For concreteness, one super simple example of a nonstationary gradient hacker with CL would be models that generate funny outputs that humans like and tend to repost elsewhere on the internet, which then gets scraped and fed into the model again, leading to a model that produces more of those outputs, etc in a feedback loop. This particular case seems fairly benign but it’s at least not a priori obvious that there’s no malicious version of this involving much more complex interactions with the world.

One related possibility is that training models on data containing previous models’ outputs (or data influenced by the previous model’s outputs) does something similar to RL/​CL. This way, although each model can’t affect its own training data, it can affect the training data of the next model. For example, GPT-n outputs and people talking about GPT-n outputs and so on are present on the internet and therefore being scooped up into the GPT-(n+1) training set. This is essentially a really slow version of CL, and this doesn’t allow a model to hack itself but rather only future models so it doesn’t technically count as gradient hacking, but I think it’s still potentially useful to think about, if only to help develop intuitions for the RL/​CL cases.

I don’t think it’s possible to entirely eliminate this effect, since your only options would be to restrict yourself to pre-LM data (which limits how much data you have and will get further and further out of distribution as the world changes) or to try and remove any trace of LMs from the data (which seems basically impossible, especially if LMs are ubiquitous in the future, since we have to not just remove LM outputs but also anything downstream of LM outputs; relevant movie).

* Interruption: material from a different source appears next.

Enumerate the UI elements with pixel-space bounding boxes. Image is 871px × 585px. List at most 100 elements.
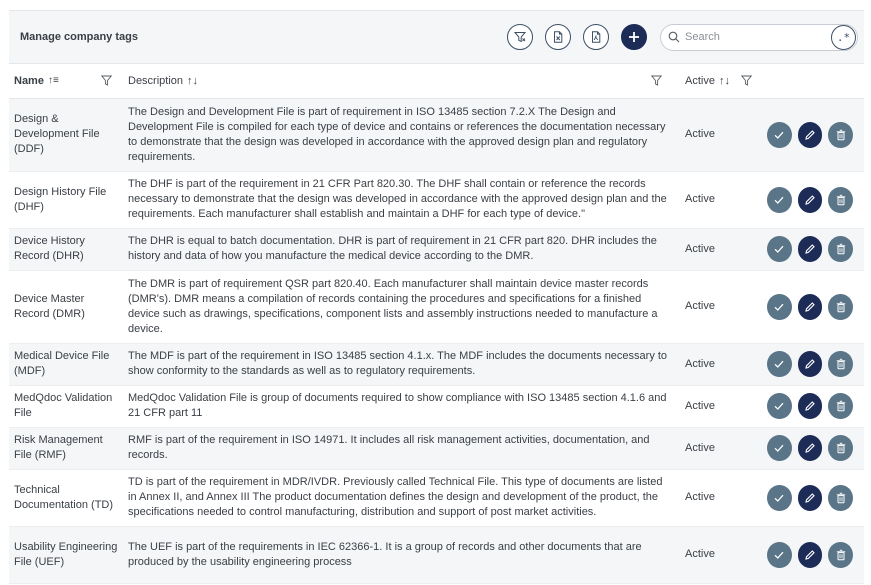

However, I also don’t think this is likely to be a serious issue. I think the main argument against simple predictive models like LMs doing nonstationary gradient hacking this way being a serious concern looks something like a) complex interactions get washed out by chaos in the real world and b) there’s a very tight limit to what kinds of influence the model can exert on its future self using only simple interactions (i.e the funny output example might be as far as it gets), c) if it relies on humans amplifying something, then that feedback loop could and probably is happening without LMs anyways (i.e people share funny things whether or not LMs exist), and d) RL is already really slow and inefficient already and this process would be like taking an RL step once a year.

Implications

The framing in this post helps us subdivide the problem space of gradient hacking into several quite distinct mechanisms. Crucially, this lets us assume a lot of stuff in each case: for convergent gradient hackers we only need to consider local minima and for nonconvergent gradient hackers we only need to consider ways to break convergence. (For nonstationary I don’t really know what to do yet, but regular supervised training avoids this class of failure cases.) An example of the type of argument I expect is if we could show that no model for a given architecture and objective exhibiting gradient hacker like behaviour can protect itself from gradients, we could rule out the possibility of convergent gradient hackers entirely for that particular setting.

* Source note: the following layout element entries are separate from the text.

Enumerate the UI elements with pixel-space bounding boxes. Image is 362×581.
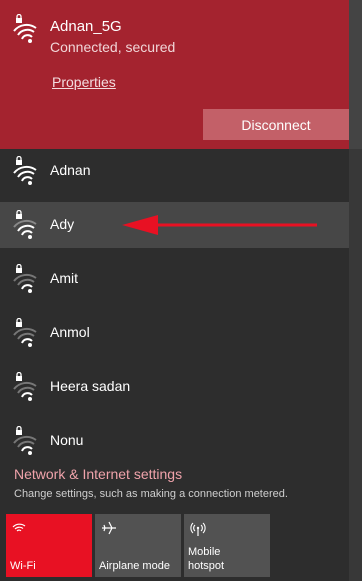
scrollbar-thumb[interactable] [349,0,362,149]
network-item-adnan[interactable]: Adnan [0,148,349,194]
secured-wifi-icon [13,14,37,43]
secured-wifi-icon [13,264,37,293]
airplane-tile-label: Airplane mode [99,560,170,572]
airplane-icon [102,521,116,535]
hotspot-icon [190,522,206,536]
network-name: Adnan [50,162,91,178]
network-name: Amit [50,270,78,286]
wifi-tile-label: Wi-Fi [10,560,36,572]
network-name: Ady [50,216,75,232]
network-name: Nonu [50,432,84,448]
wifi-toggle-tile[interactable]: Wi-Fi [6,514,92,577]
airplane-mode-tile[interactable]: Airplane mode [95,514,181,577]
network-name: Anmol [50,324,90,340]
secured-wifi-icon [13,372,37,401]
disconnect-button[interactable]: Disconnect [203,109,349,140]
hotspot-label-line1: Mobile [188,546,221,558]
network-item-nonu[interactable]: Nonu [0,418,349,464]
hotspot-tile-label: Mobile hotspot [188,545,224,573]
mobile-hotspot-tile[interactable]: Mobile hotspot [184,514,270,577]
properties-link[interactable]: Properties [52,74,116,90]
network-settings-description: Change settings, such as making a connec… [14,488,288,500]
connection-status: Connected, secured [50,39,176,55]
secured-wifi-icon [13,210,37,239]
connected-network-name: Adnan_5G [50,18,122,35]
network-item-amit[interactable]: Amit [0,256,349,302]
secured-wifi-icon [13,426,37,455]
network-item-anmol[interactable]: Anmol [0,310,349,356]
network-settings-link[interactable]: Network & Internet settings [14,466,182,482]
network-name: Heera sadan [50,378,131,394]
connected-network-panel[interactable]: Adnan_5G Connected, secured Properties D… [0,0,349,149]
annotation-arrow-icon [122,215,317,235]
hotspot-label-line2: hotspot [188,560,225,572]
network-item-heera-sadan[interactable]: Heera sadan [0,364,349,410]
wifi-icon [12,523,26,532]
secured-wifi-icon [13,156,37,185]
secured-wifi-icon [13,318,37,347]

Hopefully, we can formalize these failure cases (and the overarching argument) and rigorously show conditions under which each of these is provably impossible (or, failing that, metrics that we can compute throughout training to tell us when these things are happening). Then, we can design our model architectures and training processes to satisfy these conditions as much as possible. That being said, there are a lot of nuances so I don’t expect this to be easy at all.

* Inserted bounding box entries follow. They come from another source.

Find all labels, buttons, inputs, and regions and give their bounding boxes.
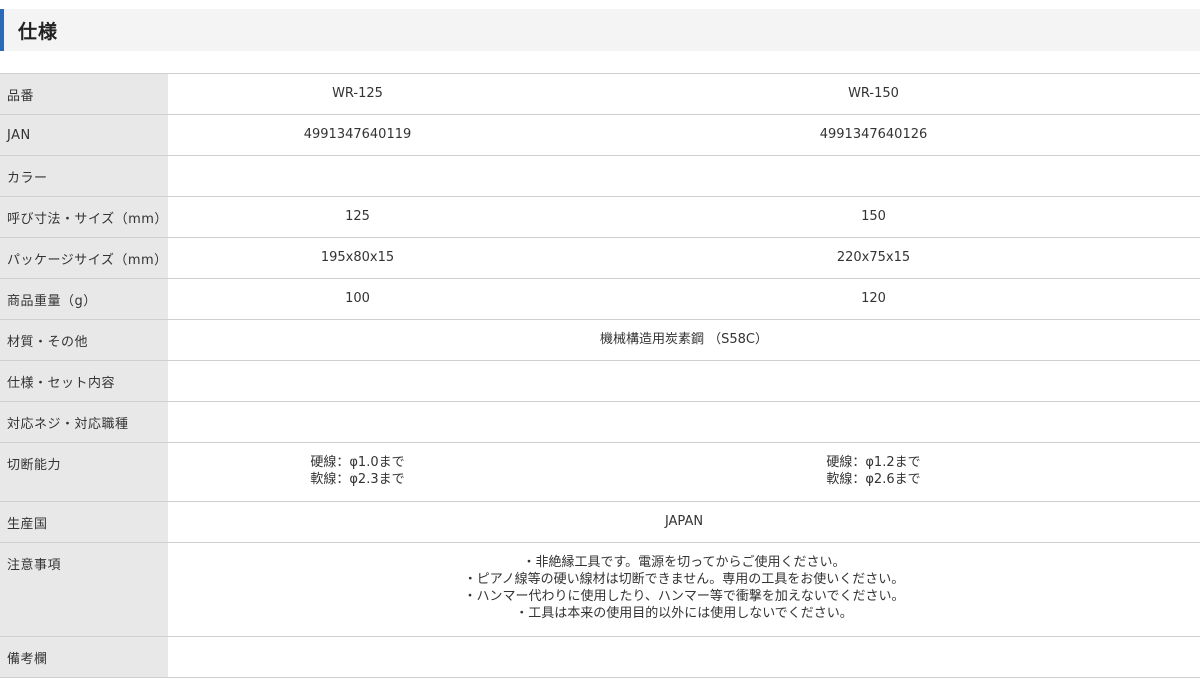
value-package-size-wr150: 220x75x15 xyxy=(547,237,1200,279)
value-remarks xyxy=(168,636,1200,678)
row-weight: 商品重量（g） 100 120 xyxy=(0,278,1200,320)
spec-table: 品番 WR-125 WR-150 JAN 4991347640119 49913… xyxy=(0,73,1200,678)
row-color: カラー xyxy=(0,155,1200,197)
caution-line: ・ピアノ線等の硬い線材は切断できません。専用の工具をお使いください。 xyxy=(463,572,905,587)
caution-line: ・ハンマー代わりに使用したり、ハンマー等で衝撃を加えないでください。 xyxy=(463,589,905,604)
row-label-weight: 商品重量（g） xyxy=(0,278,168,320)
value-color-wr150 xyxy=(547,155,1200,197)
row-model: 品番 WR-125 WR-150 xyxy=(0,73,1200,115)
row-label-spec-set: 仕様・セット内容 xyxy=(0,360,168,402)
value-spec-set xyxy=(168,360,1200,402)
row-label-model: 品番 xyxy=(0,73,168,115)
cutting-hard-wire-wr125: 硬線：φ1.0まで xyxy=(310,455,405,470)
value-model-wr125: WR-125 xyxy=(168,73,547,115)
value-compat xyxy=(168,401,1200,443)
value-nominal-size-wr150: 150 xyxy=(547,196,1200,238)
value-nominal-size-wr125: 125 xyxy=(168,196,547,238)
row-label-package-size: パッケージサイズ（mm） xyxy=(0,237,168,279)
row-label-cautions: 注意事項 xyxy=(0,542,168,637)
value-model-wr150: WR-150 xyxy=(547,73,1200,115)
row-package-size: パッケージサイズ（mm） 195x80x15 220x75x15 xyxy=(0,237,1200,279)
row-label-nominal-size: 呼び寸法・サイズ（mm） xyxy=(0,196,168,238)
row-spec-set: 仕様・セット内容 xyxy=(0,360,1200,402)
cutting-hard-wire-wr150: 硬線：φ1.2まで xyxy=(826,455,921,470)
value-cautions: ・非絶縁工具です。電源を切ってからご使用ください。 ・ピアノ線等の硬い線材は切断… xyxy=(168,542,1200,637)
row-origin: 生産国 JAPAN xyxy=(0,501,1200,543)
row-material: 材質・その他 機械構造用炭素鋼 （S58C） xyxy=(0,319,1200,361)
value-cutting-wr125: 硬線：φ1.0まで 軟線：φ2.3まで xyxy=(168,442,547,502)
caution-line: ・非絶縁工具です。電源を切ってからご使用ください。 xyxy=(522,555,846,570)
value-color-wr125 xyxy=(168,155,547,197)
caution-line: ・工具は本来の使用目的以外には使用しないでください。 xyxy=(515,606,853,621)
value-origin: JAPAN xyxy=(168,501,1200,543)
value-weight-wr125: 100 xyxy=(168,278,547,320)
value-jan-wr125: 4991347640119 xyxy=(168,114,547,156)
spec-section-header: 仕様 xyxy=(0,9,1200,51)
row-nominal-size: 呼び寸法・サイズ（mm） 125 150 xyxy=(0,196,1200,238)
cutting-soft-wire-wr125: 軟線：φ2.3まで xyxy=(310,472,405,487)
value-material: 機械構造用炭素鋼 （S58C） xyxy=(168,319,1200,361)
row-remarks: 備考欄 xyxy=(0,636,1200,678)
row-cautions: 注意事項 ・非絶縁工具です。電源を切ってからご使用ください。 ・ピアノ線等の硬い… xyxy=(0,542,1200,637)
value-weight-wr150: 120 xyxy=(547,278,1200,320)
row-compat: 対応ネジ・対応職種 xyxy=(0,401,1200,443)
row-label-origin: 生産国 xyxy=(0,501,168,543)
value-jan-wr150: 4991347640126 xyxy=(547,114,1200,156)
row-label-compat: 対応ネジ・対応職種 xyxy=(0,401,168,443)
section-title: 仕様 xyxy=(18,20,59,43)
cutting-soft-wire-wr150: 軟線：φ2.6まで xyxy=(826,472,921,487)
row-label-material: 材質・その他 xyxy=(0,319,168,361)
row-jan: JAN 4991347640119 4991347640126 xyxy=(0,114,1200,156)
value-cutting-wr150: 硬線：φ1.2まで 軟線：φ2.6まで xyxy=(547,442,1200,502)
row-label-color: カラー xyxy=(0,155,168,197)
row-label-jan: JAN xyxy=(0,114,168,156)
row-cutting: 切断能力 硬線：φ1.0まで 軟線：φ2.3まで 硬線：φ1.2まで 軟線：φ2… xyxy=(0,442,1200,502)
row-label-remarks: 備考欄 xyxy=(0,636,168,678)
value-package-size-wr125: 195x80x15 xyxy=(168,237,547,279)
row-label-cutting: 切断能力 xyxy=(0,442,168,502)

If we can avoid gradient hacking, this significantly limits how powerful deceptively aligned mesaoptimizers can get. Without gradient hacking, I don’t think I see any plausible mechanisms for a mesaoptimizer covering up its own tracks from our interpretability tools, and it also severely limits the things it can do to the rest of the model; in particular, I think it’s basically impossible for a deceptively aligned mesaoptimizer to take control of the entire model and make the base objective near-irrelevant, or anything nearly that drastic.